Les différents volumes de la Süleymaniye ont été savamment étagés par l’architecte, conférant ainsi à la structure massive une harmonie certaine. Ils mènent par degré, en forme pyramidale, à cette coupole centrale de 26,50 m de diamètre qui culmine à une cinquantaine de mètres au-dessus du sol. L’intérieur de la mosquée est entièrement et uniformément baigné de lumière grâce aux nombreuses ouvertures qui ont été percées dans les murs. Le vaste espace central est comme un cube surmonté d’un hémisphère. Plusieurs piliers de granit ou de marbre ont été récupérés et réutilisés, certains ont été acheminés d’Alexandrie (Égypte) ou encore de Baalbek (Liban), tandis que le calcaire a été principalement extrait de carrières situées près de la mer de Marmara.
Des carreaux de céramique produits dans les célèbres ateliers d’Iznik (nord-ouest de l’Anatolie) ornent le mur de la qibla et les fenêtres en mêlant sur leur fonds blancs de subtiles nuances de bleu et de rouge vif. Ils reprennent pour certains d’entre eux la décoration calligraphique qui fut confiée au très réputé calligraphe Ahmed Karahisari.
La Süleymaniye, “première œuvre de maturité” dira Sinan à la fin de sa vie, est l’un des édifices les plus marquants d’Istanbul.

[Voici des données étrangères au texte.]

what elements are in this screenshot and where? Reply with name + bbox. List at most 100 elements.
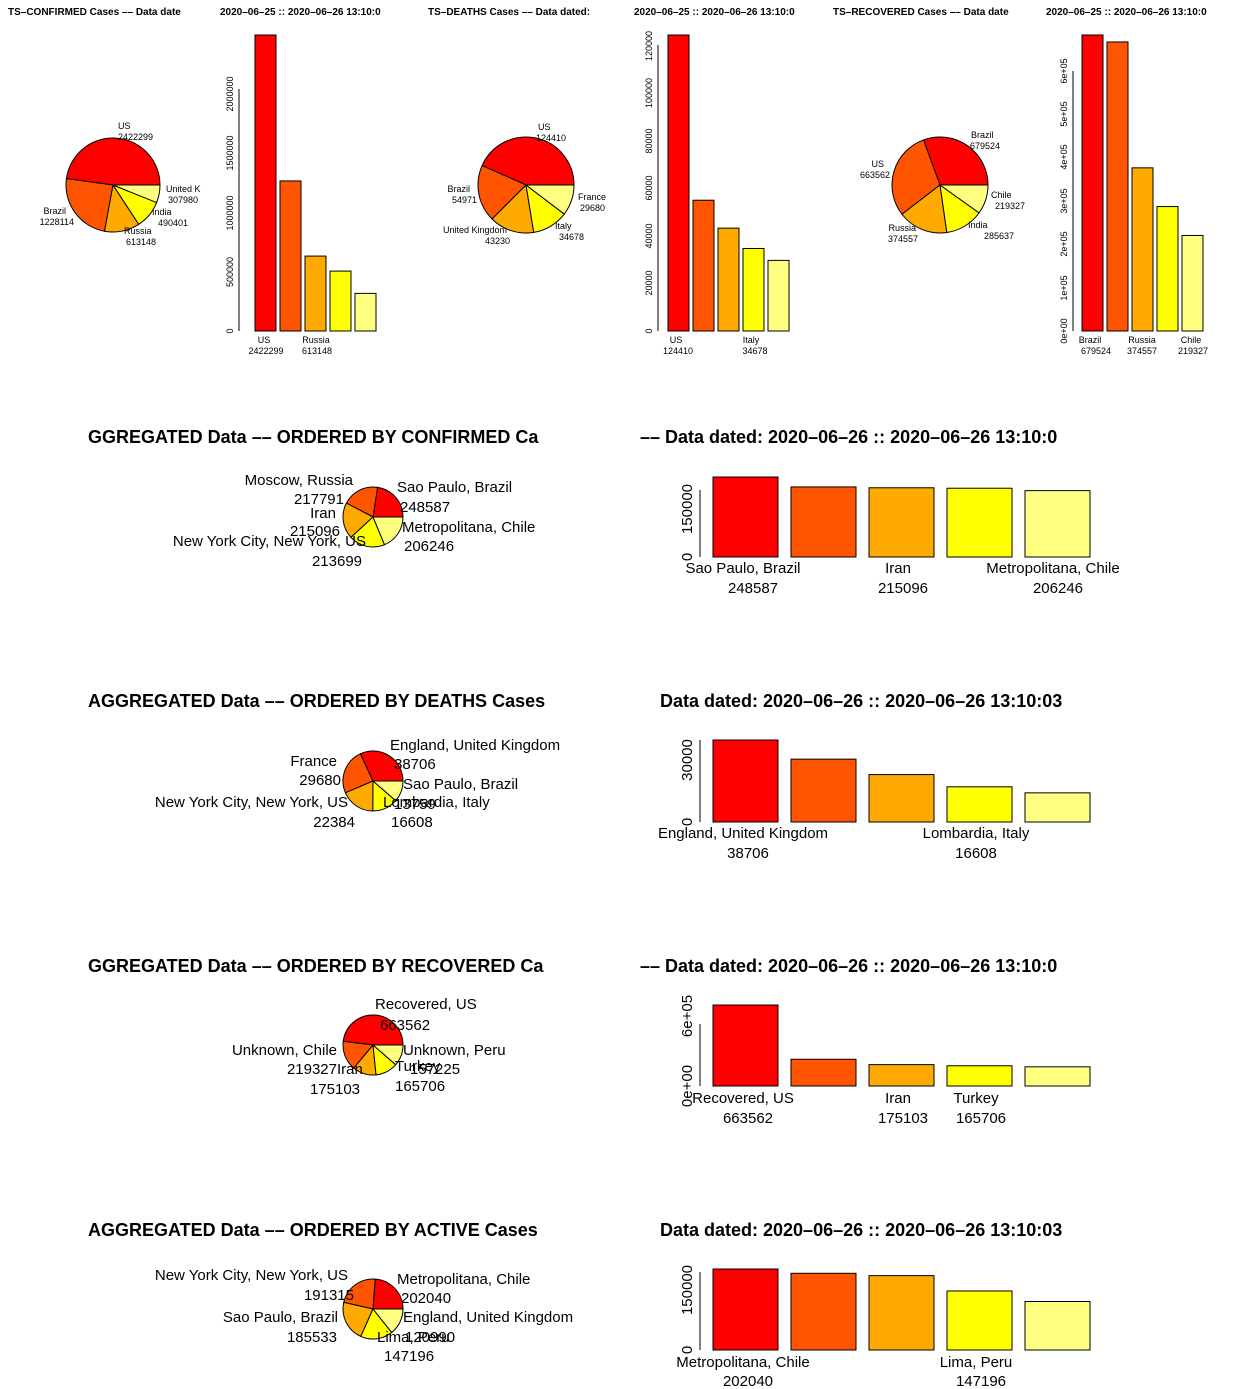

Par ses dimensions, il surpassa tous les bâtiments religieux construits à l’époque égalant presque les dimensions de Sainte-Sophie.
Devenue la plus grande ville de l’espace méditerranéen avec une centaine de milliers d’habitants, la capitale impériale profita pleinement de ce nouveau complexe. Les revenus de la fondation collectée auprès des villages et autres domaines qui en dépendaient étaient considérables.
Quelque 800 personnes furent également employées dans la formation, la recherche ou l’approvisionnement de l’hôpital, de la cantine et des foyers. Ses nombreuses madrasas accueillirent en outre le degré supérieur de l’enseignement théologique.